The beer garden at Florida Keys Brewing Co. is both pet- and kid-friendly. You can even start up a game of giant Jenga or cornhole. On the weekends, the garden also features live music from local bands.
The delicious beers at the craft brewery include year-round staples and seasonal releases. No matter what you order, every drop is brewed in the Florida Keys.
While all its beers are served on draft, the brewery also has options for takeaway in four-pack cans if you want to take some back to your hotel or down to the beach.
Library Beach Park
To get away from the crowds and have a quiet day alone or with family, head to the Library Beach Park. Located just off the Overseas Highway, the park is small and doesn’t usually get overpopulated, even in the busy tourist months. Let the kids get some energy out on the playground or have a picnic under the covered pavilion.
There’s a small public beach at Library Beach Park, but it’s not great for lounging or taking a walk. The mangroves are stunning to look at though. The small swimming hole is a great spot for cooling off or spending time with the kids.
Many tourists to Islamorada miss out on The Hurricane Monument. Wedged between the Overseas Hwy and Old Hwy, the monument isn’t very big and doesn’t seem like much to look at at first glance. Built in 1937, the small memorial is carved out of local coral limestone.

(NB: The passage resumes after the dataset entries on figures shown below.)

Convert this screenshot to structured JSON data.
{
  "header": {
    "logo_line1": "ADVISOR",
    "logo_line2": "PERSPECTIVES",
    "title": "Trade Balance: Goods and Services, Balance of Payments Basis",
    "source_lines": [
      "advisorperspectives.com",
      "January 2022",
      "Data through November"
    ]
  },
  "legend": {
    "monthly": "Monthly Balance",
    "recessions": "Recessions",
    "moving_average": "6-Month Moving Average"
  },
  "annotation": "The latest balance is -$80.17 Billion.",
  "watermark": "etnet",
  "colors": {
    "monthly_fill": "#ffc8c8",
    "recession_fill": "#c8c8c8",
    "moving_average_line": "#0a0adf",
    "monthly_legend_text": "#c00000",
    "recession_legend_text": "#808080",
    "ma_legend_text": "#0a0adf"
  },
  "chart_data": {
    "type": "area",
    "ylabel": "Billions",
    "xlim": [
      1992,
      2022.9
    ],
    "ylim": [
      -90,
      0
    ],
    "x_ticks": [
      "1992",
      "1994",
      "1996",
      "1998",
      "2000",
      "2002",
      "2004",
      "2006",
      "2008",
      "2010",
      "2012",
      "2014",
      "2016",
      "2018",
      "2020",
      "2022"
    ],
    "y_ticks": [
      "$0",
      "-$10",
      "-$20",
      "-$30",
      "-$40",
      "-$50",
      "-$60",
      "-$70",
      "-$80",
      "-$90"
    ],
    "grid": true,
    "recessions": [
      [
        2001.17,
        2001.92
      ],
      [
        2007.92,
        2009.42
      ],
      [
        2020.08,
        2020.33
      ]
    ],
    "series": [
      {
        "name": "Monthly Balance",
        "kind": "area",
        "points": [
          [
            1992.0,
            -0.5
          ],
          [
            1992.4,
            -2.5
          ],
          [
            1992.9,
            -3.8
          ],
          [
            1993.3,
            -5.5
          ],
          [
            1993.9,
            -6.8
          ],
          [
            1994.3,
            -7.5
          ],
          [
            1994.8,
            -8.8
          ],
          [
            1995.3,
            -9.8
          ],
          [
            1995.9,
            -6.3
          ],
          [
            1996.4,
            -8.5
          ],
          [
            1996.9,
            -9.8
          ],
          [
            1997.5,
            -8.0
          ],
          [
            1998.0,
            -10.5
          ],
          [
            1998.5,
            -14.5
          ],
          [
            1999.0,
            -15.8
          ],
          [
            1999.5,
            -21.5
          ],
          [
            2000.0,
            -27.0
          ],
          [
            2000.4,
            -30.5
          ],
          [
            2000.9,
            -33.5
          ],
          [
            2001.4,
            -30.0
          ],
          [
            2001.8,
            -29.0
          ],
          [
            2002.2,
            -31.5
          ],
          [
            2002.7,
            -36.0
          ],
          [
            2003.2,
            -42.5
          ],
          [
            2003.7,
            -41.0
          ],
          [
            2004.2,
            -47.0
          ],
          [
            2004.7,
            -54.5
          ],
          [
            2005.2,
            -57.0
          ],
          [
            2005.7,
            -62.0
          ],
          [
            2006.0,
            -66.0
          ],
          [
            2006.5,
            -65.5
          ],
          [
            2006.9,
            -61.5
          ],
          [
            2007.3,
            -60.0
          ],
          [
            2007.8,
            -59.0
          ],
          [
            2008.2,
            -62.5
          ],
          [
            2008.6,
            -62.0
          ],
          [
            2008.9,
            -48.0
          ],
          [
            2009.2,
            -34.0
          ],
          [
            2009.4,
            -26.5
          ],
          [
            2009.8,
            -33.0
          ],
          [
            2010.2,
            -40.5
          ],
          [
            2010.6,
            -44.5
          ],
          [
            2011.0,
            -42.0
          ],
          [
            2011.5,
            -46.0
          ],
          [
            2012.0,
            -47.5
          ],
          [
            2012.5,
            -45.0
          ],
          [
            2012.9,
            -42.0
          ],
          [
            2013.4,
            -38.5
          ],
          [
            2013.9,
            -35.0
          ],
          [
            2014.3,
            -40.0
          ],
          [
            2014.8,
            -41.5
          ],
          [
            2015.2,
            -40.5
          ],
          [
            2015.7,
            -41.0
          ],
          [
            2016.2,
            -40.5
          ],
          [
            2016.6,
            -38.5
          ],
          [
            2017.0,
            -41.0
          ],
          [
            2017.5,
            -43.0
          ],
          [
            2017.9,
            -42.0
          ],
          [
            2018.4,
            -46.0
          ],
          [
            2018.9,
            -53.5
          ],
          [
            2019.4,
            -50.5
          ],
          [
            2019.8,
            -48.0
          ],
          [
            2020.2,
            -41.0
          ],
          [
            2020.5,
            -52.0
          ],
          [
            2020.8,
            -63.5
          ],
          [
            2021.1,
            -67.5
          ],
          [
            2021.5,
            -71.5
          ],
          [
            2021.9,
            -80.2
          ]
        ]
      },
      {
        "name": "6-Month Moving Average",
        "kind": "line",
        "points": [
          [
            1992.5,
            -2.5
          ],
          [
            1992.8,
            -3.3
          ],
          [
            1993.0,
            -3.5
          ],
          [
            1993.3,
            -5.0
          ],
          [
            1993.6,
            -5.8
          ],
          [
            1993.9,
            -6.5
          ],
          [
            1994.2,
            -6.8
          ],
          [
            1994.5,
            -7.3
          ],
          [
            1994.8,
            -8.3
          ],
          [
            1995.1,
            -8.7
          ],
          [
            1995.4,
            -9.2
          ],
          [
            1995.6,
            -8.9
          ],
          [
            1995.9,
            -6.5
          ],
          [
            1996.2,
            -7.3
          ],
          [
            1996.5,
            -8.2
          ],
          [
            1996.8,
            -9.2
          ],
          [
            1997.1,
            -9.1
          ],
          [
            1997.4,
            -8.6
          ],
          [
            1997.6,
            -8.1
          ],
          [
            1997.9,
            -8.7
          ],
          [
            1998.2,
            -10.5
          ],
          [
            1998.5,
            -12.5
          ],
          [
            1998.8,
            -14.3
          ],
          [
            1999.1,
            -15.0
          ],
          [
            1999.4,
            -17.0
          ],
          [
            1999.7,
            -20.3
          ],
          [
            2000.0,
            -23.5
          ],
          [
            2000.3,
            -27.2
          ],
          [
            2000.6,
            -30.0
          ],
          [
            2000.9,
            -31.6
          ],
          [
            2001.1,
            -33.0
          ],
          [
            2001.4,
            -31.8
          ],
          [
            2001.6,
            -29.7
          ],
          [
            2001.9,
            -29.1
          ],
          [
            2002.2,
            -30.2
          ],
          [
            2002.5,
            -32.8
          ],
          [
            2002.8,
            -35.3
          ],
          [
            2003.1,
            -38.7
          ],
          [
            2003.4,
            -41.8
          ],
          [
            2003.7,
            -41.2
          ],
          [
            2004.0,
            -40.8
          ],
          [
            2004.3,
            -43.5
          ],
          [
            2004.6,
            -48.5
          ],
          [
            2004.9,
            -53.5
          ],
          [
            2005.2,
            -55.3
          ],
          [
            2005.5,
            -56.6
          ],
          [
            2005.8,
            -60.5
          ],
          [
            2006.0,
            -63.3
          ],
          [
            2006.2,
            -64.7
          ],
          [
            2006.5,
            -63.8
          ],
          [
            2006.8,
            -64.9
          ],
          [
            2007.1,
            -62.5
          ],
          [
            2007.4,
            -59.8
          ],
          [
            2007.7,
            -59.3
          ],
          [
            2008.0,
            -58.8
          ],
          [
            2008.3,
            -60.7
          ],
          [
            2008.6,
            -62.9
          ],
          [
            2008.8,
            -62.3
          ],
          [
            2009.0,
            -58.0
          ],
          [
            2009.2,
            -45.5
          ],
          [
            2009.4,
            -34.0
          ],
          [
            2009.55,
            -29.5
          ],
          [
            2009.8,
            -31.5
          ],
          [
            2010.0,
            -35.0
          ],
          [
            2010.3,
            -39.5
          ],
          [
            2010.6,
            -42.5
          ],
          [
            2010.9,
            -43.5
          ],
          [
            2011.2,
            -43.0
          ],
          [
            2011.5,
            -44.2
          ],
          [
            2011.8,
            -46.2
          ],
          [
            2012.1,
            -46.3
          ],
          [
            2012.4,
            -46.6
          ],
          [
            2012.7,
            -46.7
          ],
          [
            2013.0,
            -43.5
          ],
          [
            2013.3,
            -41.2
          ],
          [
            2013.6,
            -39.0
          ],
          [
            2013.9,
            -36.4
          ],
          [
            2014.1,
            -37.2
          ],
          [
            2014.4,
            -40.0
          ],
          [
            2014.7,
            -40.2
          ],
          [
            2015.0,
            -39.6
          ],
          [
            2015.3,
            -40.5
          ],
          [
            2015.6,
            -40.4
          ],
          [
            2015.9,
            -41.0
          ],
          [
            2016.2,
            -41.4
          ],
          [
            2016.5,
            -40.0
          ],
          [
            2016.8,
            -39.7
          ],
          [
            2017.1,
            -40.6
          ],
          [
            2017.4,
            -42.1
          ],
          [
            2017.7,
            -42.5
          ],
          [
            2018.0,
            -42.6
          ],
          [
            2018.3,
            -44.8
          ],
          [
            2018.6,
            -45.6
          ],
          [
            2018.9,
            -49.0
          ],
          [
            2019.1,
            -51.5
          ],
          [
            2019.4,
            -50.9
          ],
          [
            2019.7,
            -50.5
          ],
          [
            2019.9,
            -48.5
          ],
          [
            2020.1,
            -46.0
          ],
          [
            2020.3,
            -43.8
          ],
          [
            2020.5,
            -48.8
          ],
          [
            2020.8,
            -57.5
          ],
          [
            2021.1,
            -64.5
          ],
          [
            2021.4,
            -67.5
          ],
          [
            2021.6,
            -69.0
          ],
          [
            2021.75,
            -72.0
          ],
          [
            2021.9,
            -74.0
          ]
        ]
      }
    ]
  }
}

In September 1935, a deadly hurricane swept through the Florida Keys, mostly impacting Islamorada. The monument is dedicated to all the people of the island who lost their lives.
There isn’t much to do at the Hurricane Monument, but it’s an easy stop to learn about a small piece of Florida’s history and honor the lives lost.
Lignumvitae Key Botanical State Park
To get off the beaten track in the Keys, plan a trip to Lignumvitae Key Botanical State Park. The park gets its name from its virgin tropical forest, covered in over a thousand distinctive lignum vitae trees. Once blanketing the Upper Keys, these trees are prized for their dense wood and blue flowers said to have strong medicinal properties.
Accessible only by boat or kayak, the tour of Lignumvitae Key Botanical State Park centers around Matheson House. Built in 1919, the historic cottage now hosts a visitor center that contains exhibits detailing the island’s history.
Although ranger-led tours are currently suspended if you do get a chance to explore the hardwood hammock, be sure to wear full mosquito gear. Unlike most other parks in the Keys, this small slide of paradise is not sprayed for mosquitoes.